First I had to catch up.  I was the only one not ready to head to the Old Forest and speak to Tom Bombadil, so we had to run out and kill crows for Lenglinn the Lazy then run back to Bree to speak with Strider again.  He pointed the lot of us at the Old Forest and Tom Bombadil.

Bombadil.  I can see why he lives nearly alone out in the forest.  He’d drive you nuts if he were your next door neighbor.  He is like a rustic Ned Flanders with a beard, ADD, and a slightly altered rhyming scheme.

Anyway, we would end up talking to Bombadil quite a bit.

The first time we spoke to him, he sent us off gather some lillies for Hashberry Goldberry while Old Man Willow drained our power.  After that he led us off to an instance of The Great Barrow with instructions to follow the Witch-king.

We traveled, we saw the Witch-king at the front door.  We saw him go in.  We attempted to follow.

We were defeated by the mobs at the front door.  Not a good sign.

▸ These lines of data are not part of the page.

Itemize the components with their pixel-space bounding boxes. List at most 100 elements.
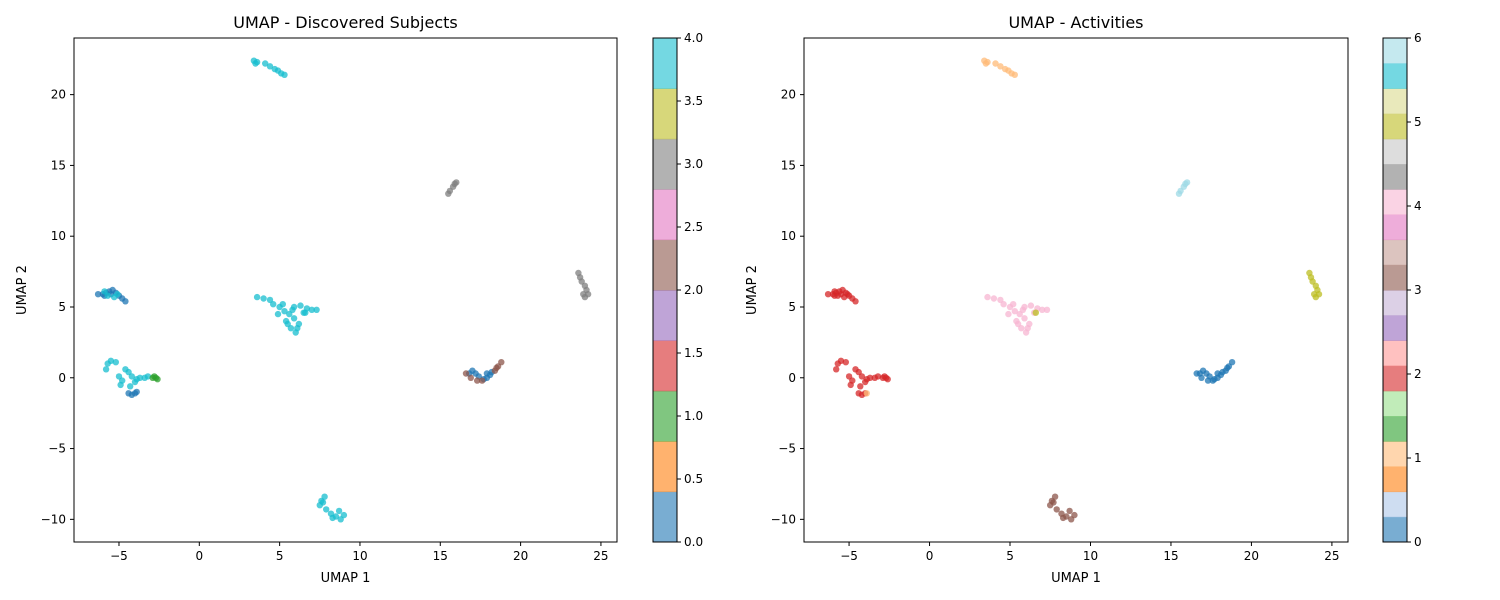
y-tick-label: 5: [788, 300, 796, 314]
y-tick-label: 20: [781, 88, 796, 102]
data-point: [290, 303, 298, 311]
data-point: [1198, 374, 1205, 381]
data-point: [117, 381, 124, 389]
colorbar-tick-label: 1.5: [684, 346, 703, 360]
data-point: [284, 320, 291, 328]
data-point: [1043, 306, 1051, 313]
x-tick-label: 20: [513, 549, 528, 563]
data-point: [290, 315, 298, 322]
data-point: [1027, 302, 1035, 309]
data-point: [1000, 301, 1007, 308]
y-tick-label: −5: [48, 442, 66, 456]
x-tick-label: 10: [352, 549, 367, 563]
x-tick-label: 5: [1006, 549, 1014, 563]
data-point: [858, 373, 866, 380]
colorbar-segment: [653, 38, 677, 89]
colorbar-tick-label: 1: [1414, 451, 1422, 465]
data-point: [266, 63, 274, 70]
data-point: [133, 388, 140, 396]
data-point: [1224, 364, 1231, 372]
data-point: [323, 506, 330, 513]
data-point: [335, 507, 343, 515]
data-point: [857, 383, 864, 390]
colorbar-segment: [1383, 113, 1407, 140]
data-point: [1066, 507, 1073, 515]
colorbar-segment: [653, 340, 677, 392]
data-point: [94, 291, 102, 298]
data-point: [1005, 310, 1012, 318]
colorbar-tick-label: 5: [1414, 115, 1422, 129]
data-point: [1014, 320, 1022, 328]
y-axis-label: UMAP 2: [15, 265, 30, 315]
x-ticks: −5 0 5 10 15 20 25: [110, 542, 609, 563]
data-point: [1021, 315, 1028, 322]
data-point: [1214, 374, 1221, 381]
colorbar-tick-label: 0: [1414, 535, 1422, 549]
colorbar-tick-label: 6: [1414, 31, 1422, 45]
data-point: [844, 291, 851, 298]
data-point: [834, 292, 841, 299]
colorbar-tick-label: 1.0: [684, 409, 703, 423]
x-tick-label: 25: [1324, 549, 1339, 563]
colorbar-tick-label: 2: [1414, 367, 1422, 381]
x-tick-label: 15: [433, 549, 448, 563]
colorbar-segment: [653, 491, 677, 543]
colorbar-segment: [1383, 138, 1407, 165]
colorbar: 0 1 2 3 4 5 6: [1382, 31, 1422, 549]
data-point: [297, 302, 304, 309]
y-tick-label: 10: [781, 229, 796, 243]
data-point: [151, 373, 158, 380]
data-point: [982, 60, 990, 67]
scatter-panel-activities: UMAP - Activities −5 0 5 10 15 20 25 −10−50510…: [745, 13, 1422, 586]
colorbar-segment: [1383, 441, 1407, 467]
data-point: [1183, 179, 1191, 186]
data-point: [824, 291, 832, 298]
colorbar-tick-label: 4.0: [684, 31, 703, 45]
data-point: [474, 377, 481, 384]
colorbar-segment: [1383, 516, 1407, 543]
colorbar-segment: [1383, 88, 1407, 115]
data-point: [984, 293, 991, 301]
data-point: [852, 298, 859, 305]
data-point: [281, 71, 288, 79]
colorbar-tick-label: 2.0: [684, 283, 703, 297]
y-axis-label: UMAP 2: [745, 265, 760, 315]
chart-title: UMAP - Activities: [1008, 13, 1143, 32]
colorbar-segment: [1383, 189, 1407, 215]
x-tick-label: 25: [593, 549, 608, 563]
data-point: [329, 514, 336, 522]
x-tick-label: 10: [1083, 549, 1098, 563]
data-point: [302, 309, 309, 316]
y-tick-label: −5: [778, 442, 796, 456]
points-layer: [94, 57, 592, 523]
colorbar-segment: [1383, 340, 1407, 367]
x-tick-label: 0: [926, 549, 934, 563]
data-point: [340, 511, 348, 519]
data-point: [107, 357, 115, 364]
colorbar-segment: [1383, 466, 1407, 493]
x-tick-label: 15: [1163, 549, 1178, 563]
data-point: [128, 373, 135, 380]
colorbar-segment: [653, 189, 677, 241]
data-point: [102, 366, 110, 373]
x-tick-label: −5: [110, 549, 128, 563]
data-point: [144, 373, 152, 380]
data-point: [498, 359, 505, 366]
x-axis-label: UMAP 1: [321, 571, 371, 586]
colorbar-tick-label: 3.0: [684, 157, 703, 171]
colorbar-segment: [1383, 491, 1407, 518]
x-ticks: −5 0 5 10 15 20 25: [840, 542, 1340, 563]
data-point: [260, 295, 267, 302]
data-point: [112, 359, 120, 366]
colorbar-segment: [1383, 239, 1407, 266]
data-point: [252, 60, 259, 67]
data-point: [122, 298, 129, 305]
data-point: [842, 359, 849, 366]
colorbar-segment: [1383, 38, 1407, 64]
y-tick-label: −10: [41, 512, 66, 526]
data-point: [281, 308, 288, 315]
colorbar-segment: [1383, 214, 1407, 241]
colorbar-segment: [1383, 164, 1407, 190]
colorbar-tick-label: 0.0: [684, 535, 703, 549]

We regrouped outside of Bombadil’s house, chased him around until he stood still long enough to speak to, then headed back to the instance.

We did learn one nice thing; these instances do not respawn, so the brute force, banging your head against the wall method is somewhat viable.  And a good thing for us.  Several times we would be defeated, but only after whittling down an encounter enough that we could take it the next time around.

Battering our way through the instance and facing more than a few defeats,  we finally caught up with the Witch-king.  Fortunately, he doesn’t spend time fighting low level players like us. 

Still, he took the time to lay down the dread on us.  This screen shot shows some serious dread. 


Look at Tistann’s morale.  And, of course, look at Liadan.  While Wilifred and Tistann are up there in their best “Superman facing kryptonite” poses and eating up dread with a bucket, Liadan is a few steps back with little dread and no change in posture.  Again.  I think this pretty much settles the fact that she is smarter than us.

After a bit the Witch-king moved on, offering to drop Ivar off at his seafood place on the way, and left us to face some minions more in our range.  They killed us… er, defeated us… but through the magic of rally points, we came back and won the second round.

My favorite mob in this fight was the deadly tomb-wight and its creeping arm minion.


We opted to fight on the steps, which actually turned to our advantage as the creeping arm had some difficulty negotiating the stairs.


And then there was the final fight.  Sambrog looks pretty easy sitting there alone.  By the time we had gotten to Sambrog here we had been defeated five times.  All our combined crowd control abilities could not stop us from getting stomped over and over.


Sambrog starts off non-aggro with the usual quest ring over his head.  But then you talk to him and he goes aggro.   And he summons four helpers.  Yes, we went down for defeat number six here.

One final trot through the whole instance back to Sambrog.  We decided to use all of our crowd control to try to get the job done.  If this had been a stand up fight, we would have gone down again, but it turns out you only have to beat Sambrog down to about half health and suddenly Tom Bombadil shows up and finishes everybody off for you.

If he could do that, what did he need us for?

Still, we managed to lose Wilifred during the battle.  One more defeat.  His equipment came up on the paper doll as badly damaged after that.

We wrapped things up with Bombadil and found ourselves at the end of Book I.  We headed back to the Prancing Pony and found that Strider had left.  Gandalf was around though, and he started us out on Book II.